Traiciones fiscales de la democracia imposible
Dado que las monarquías no tenían el aparato para recaudar esos impuestos, su recaudación se vendía o arrendaba. La negociación era sencilla. El comprador le entregaba al estado la cantidad que éste pedía y de ahí en adelante todo lo que recaudara le pertenecía. Mientras más cobrara, más ganaba, y como es de suponer, nadie se iba a meter en ese negocio sin estar seguro de que las ganancias valdrían la pena. El gobierno resolvía su necesidad en un plazo corto y los recaudadores, probablemente los personajes más odiados y temidos de la época, abarrotaban sus arcas.
Los cobradores de impuestos se valían de todos los medios habidos y por haber, entre los que variadas formas de violencia y atropellos tenían un papel preeminente. Los escrúpulos no estaban en consideración. Exprimían a la amplia población campesina, casi siempre cobrándoles más de lo que les correspondía de acuerdo a las reales órdenes. Los habitantes de las ciudades tampoco se libraban de sus abusos.
En tiempos de guerras las urgencias financieras de las monarquías aumentaban exponencialmente, así que con frecuencia el mecanismo de los impuestos no era suficiente. La alternativa, invariablemente fueron los préstamos. Préstamos jugosos que ayudan a entender el surgimiento de la banca, incluida la del Vaticano, y que no solo se pagaban en oro y plata, sino en alianzas y componendas políticas de todo tipo.
Por razones como esas, durante la transición del Antiguo Régimen a la Modernidad, por allá en el siglo XVIII, surge la figura de los presupuesto de ingresos y egresos, que invertían totalmente la lógica fiscal. Es decir, primero debía determinarse de dónde provendrían los ingresos del estado y a cuánto ascenderían y después, cómo se gastarían. Entre otras consideraciones, se trataba de esfuerzos para frenar el carácter arbitrario de los impuestos reales y los cuestionables métodos de recaudación. La nueva lógica fiscal proponía que se legislara el tipo de contribución más conveniente y aparecen propuestas como la de la contribución sobre la propiedad, entre otras. Los presupuestos de ingresos y egresos se convierten así en uno de los caballitos de batalla de los liberales y en símbolo del republicanismo.
Con el paso del tiempo, vemos como se impone esta nueva fiscalidad, no solo en las emergentes repúblicas, sino en las monarquías constitucionales y hasta en las absolutistas como la española, que incorpora la política de los presupuestos de ingresos y egresos en el siglo XIX. Sin ser la única variable en juego en aquellos momentos, el ejemplo de la inversión de las lógicas fiscales ilustra que se transitaba hacia formas distintas de administrar el territorio y el estado.

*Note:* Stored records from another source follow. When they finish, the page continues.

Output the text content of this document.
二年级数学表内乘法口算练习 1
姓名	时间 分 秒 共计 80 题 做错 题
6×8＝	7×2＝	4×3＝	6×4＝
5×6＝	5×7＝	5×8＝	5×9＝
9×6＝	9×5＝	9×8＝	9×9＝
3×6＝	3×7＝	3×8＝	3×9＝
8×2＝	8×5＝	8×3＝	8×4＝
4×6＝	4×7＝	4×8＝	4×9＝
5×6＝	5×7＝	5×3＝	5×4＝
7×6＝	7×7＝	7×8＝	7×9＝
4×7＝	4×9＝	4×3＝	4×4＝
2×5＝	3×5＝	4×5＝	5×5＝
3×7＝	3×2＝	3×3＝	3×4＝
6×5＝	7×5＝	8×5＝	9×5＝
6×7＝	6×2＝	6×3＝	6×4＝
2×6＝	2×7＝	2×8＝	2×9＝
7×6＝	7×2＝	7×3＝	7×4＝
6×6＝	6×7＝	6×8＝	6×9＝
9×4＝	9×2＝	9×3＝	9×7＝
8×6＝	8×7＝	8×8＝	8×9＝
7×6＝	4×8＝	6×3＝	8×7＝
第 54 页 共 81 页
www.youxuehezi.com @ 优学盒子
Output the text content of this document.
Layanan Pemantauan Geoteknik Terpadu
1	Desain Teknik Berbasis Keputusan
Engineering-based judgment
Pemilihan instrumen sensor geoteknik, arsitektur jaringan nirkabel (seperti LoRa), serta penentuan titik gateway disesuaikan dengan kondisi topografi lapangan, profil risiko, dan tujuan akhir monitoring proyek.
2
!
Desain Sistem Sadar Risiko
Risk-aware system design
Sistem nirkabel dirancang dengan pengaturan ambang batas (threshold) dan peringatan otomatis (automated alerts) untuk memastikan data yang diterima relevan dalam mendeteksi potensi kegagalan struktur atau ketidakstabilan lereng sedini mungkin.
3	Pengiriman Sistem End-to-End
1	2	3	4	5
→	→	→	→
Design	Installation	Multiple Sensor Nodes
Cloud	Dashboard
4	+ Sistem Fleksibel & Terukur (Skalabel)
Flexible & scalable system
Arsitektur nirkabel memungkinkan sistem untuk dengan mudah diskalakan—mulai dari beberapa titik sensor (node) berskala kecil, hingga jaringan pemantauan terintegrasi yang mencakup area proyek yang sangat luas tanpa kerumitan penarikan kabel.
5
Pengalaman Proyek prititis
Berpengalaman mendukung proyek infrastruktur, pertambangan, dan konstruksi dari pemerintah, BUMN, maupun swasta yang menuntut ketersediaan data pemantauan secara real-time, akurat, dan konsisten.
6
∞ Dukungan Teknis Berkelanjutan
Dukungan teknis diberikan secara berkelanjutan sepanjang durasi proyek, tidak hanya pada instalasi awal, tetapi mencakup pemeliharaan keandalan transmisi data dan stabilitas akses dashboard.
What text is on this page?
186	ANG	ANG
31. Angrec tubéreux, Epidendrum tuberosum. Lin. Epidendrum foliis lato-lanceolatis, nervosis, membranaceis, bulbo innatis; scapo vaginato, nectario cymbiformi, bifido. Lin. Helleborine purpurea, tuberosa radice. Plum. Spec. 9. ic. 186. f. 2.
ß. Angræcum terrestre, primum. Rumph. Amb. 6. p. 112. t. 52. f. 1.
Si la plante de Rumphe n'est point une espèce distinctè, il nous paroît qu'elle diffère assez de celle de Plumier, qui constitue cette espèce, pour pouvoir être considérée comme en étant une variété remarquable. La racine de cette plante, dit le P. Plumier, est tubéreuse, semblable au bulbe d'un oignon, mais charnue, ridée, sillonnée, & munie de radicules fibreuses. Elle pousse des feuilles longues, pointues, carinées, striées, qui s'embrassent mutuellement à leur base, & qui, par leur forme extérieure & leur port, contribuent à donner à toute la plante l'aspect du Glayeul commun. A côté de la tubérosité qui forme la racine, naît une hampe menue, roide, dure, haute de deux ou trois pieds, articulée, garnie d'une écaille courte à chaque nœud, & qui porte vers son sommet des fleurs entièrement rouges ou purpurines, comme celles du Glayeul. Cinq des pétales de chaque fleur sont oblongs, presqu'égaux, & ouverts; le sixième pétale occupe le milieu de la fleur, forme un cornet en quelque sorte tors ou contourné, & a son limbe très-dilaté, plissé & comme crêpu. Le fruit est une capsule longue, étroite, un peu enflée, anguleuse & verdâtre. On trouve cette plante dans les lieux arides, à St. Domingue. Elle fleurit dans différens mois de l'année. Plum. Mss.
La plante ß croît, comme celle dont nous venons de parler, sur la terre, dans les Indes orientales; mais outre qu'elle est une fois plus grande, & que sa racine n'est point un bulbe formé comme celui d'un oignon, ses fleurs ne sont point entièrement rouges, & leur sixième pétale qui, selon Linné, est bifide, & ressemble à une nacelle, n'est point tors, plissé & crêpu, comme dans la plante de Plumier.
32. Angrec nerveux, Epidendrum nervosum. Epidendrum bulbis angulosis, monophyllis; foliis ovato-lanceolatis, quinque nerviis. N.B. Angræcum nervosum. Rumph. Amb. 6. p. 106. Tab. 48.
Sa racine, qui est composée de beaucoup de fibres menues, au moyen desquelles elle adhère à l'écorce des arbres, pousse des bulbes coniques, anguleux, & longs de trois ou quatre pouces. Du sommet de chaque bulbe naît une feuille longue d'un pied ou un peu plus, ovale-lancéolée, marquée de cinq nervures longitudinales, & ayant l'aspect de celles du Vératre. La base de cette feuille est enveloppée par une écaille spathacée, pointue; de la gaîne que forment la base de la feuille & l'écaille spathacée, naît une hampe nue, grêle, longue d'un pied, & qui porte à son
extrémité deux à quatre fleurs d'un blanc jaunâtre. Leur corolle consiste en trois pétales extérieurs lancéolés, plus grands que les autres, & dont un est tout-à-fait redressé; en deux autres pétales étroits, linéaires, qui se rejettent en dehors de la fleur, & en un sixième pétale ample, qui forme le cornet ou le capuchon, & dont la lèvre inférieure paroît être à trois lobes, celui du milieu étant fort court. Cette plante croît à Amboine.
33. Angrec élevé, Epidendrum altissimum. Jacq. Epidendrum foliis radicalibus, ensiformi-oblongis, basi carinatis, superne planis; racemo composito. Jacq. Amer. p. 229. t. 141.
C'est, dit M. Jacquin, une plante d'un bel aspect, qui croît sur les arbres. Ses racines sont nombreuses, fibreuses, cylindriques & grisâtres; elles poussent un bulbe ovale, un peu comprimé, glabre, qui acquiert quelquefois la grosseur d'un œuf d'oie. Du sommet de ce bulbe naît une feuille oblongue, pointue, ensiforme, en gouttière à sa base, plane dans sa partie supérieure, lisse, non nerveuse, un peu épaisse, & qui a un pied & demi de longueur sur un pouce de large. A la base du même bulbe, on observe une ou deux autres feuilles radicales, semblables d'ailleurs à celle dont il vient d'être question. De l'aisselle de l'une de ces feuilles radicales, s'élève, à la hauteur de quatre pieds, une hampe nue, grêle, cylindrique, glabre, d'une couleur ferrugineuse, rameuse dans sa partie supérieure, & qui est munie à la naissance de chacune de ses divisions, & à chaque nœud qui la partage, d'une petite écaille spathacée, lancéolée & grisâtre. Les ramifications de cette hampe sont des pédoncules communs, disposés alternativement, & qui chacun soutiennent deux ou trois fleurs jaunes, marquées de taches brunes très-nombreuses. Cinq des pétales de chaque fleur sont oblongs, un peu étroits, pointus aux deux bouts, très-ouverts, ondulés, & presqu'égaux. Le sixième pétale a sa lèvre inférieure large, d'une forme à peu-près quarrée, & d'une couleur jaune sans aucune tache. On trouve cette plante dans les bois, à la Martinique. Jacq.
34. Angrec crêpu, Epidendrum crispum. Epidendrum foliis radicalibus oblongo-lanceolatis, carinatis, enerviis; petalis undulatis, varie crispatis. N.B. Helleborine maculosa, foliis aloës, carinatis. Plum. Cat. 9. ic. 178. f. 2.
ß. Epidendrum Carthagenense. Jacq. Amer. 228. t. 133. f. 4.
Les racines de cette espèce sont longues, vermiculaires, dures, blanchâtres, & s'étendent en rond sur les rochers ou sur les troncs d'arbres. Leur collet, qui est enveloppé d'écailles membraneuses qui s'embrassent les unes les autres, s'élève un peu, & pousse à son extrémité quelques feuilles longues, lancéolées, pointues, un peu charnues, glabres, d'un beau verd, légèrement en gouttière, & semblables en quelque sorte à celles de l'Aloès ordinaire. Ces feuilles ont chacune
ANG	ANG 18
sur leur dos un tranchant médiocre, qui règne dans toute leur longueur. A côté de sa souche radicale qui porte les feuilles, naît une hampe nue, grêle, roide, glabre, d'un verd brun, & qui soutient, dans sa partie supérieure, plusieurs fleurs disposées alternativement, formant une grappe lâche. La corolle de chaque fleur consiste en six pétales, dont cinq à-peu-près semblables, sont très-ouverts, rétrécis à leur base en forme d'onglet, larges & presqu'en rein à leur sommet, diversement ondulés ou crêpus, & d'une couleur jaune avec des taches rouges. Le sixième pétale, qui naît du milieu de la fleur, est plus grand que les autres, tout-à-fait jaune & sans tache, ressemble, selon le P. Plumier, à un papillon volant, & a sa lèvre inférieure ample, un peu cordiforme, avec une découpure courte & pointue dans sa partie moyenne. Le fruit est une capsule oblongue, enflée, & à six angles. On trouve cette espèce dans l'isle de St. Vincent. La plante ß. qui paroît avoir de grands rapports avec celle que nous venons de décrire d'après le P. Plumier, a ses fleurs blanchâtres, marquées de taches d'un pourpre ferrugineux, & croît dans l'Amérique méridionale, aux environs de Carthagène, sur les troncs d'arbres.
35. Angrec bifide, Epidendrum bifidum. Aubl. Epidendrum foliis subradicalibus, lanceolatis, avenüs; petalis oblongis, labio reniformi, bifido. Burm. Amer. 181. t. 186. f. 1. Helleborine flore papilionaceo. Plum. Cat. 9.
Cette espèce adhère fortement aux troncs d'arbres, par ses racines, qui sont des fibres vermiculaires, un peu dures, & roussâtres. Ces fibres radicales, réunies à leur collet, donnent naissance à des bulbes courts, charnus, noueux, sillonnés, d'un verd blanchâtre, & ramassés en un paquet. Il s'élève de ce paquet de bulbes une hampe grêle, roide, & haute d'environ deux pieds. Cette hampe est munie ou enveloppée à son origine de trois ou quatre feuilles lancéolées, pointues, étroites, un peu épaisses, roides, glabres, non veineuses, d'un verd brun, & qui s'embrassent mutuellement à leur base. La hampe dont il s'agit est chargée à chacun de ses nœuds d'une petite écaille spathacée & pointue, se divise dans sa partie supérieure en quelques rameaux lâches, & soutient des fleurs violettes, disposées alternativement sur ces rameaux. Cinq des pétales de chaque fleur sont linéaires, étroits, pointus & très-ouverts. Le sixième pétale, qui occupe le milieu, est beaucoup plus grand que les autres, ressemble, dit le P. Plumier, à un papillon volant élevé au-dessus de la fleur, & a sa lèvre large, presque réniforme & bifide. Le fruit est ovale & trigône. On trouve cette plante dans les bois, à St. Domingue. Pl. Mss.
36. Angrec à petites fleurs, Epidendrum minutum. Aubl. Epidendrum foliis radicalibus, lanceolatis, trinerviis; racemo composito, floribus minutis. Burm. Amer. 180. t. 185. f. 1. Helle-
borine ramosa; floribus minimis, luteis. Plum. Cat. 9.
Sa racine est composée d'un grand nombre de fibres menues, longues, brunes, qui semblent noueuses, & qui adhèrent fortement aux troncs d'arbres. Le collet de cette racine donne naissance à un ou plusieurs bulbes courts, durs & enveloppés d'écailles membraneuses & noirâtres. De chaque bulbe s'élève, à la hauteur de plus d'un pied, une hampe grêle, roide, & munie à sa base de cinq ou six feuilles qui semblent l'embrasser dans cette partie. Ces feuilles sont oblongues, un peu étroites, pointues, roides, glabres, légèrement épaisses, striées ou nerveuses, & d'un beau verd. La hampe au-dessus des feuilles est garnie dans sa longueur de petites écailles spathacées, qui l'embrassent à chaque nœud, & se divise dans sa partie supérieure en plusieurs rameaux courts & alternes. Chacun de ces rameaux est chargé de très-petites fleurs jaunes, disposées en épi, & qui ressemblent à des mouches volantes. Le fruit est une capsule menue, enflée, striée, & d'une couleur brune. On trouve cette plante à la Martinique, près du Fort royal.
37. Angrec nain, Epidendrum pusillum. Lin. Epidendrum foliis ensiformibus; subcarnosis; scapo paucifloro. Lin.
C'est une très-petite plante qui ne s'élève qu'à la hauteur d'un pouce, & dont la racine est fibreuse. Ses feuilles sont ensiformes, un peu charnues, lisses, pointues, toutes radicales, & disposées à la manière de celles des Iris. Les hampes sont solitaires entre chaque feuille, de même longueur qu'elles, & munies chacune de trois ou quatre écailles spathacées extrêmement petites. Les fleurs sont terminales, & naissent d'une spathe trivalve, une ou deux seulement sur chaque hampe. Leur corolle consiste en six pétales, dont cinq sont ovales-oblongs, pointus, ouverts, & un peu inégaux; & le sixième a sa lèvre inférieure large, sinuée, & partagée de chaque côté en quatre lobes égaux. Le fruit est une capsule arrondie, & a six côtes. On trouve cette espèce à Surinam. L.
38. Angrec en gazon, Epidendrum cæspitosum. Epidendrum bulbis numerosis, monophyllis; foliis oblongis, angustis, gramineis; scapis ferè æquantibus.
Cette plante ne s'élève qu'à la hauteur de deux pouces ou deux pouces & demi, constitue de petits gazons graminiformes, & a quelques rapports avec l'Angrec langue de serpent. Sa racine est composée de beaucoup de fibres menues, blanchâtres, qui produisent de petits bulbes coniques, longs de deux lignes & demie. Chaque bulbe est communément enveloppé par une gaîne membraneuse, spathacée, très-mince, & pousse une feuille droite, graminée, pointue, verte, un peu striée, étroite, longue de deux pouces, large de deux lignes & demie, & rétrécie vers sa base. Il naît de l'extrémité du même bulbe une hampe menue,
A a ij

En consecuencia, también cambiarían las características, procedencia, configuración, etc., de sus administradores y de las maneras de hacer política.
A lo largo de Occidente, sin importar batallas internas, guerras, cambios de gobierno, golpes de estado, si se trataba de países europeos o americanos, bastante pronto se consolidó una clase política profesional. Huelga decir que se trataba de una selecta representación del blanco patriarcado.
El que hace la ley hace la trampa, dice el refrán, y en estos procesos no encontraremos la excepción. Aquí y acullá, los estimados de los recaudos se inflaron ficticia y engañosamente cada vez más, para justificar unos gastos que excedían los ingresos. Para subsanar el déficit, como las monarquías en tiempos de guerra, recurrieron a los préstamos. Observo el panorama en Puerto Rico y en el mundo y no puedo evitar pensar en aquella fiscalidad de Antiguo Régimen. Se trata, al mismo tiempo, de la traición a los valores del republicanismo liberal (bueno o malo) y de la confirmación de que la utopía de la democracia es imposible.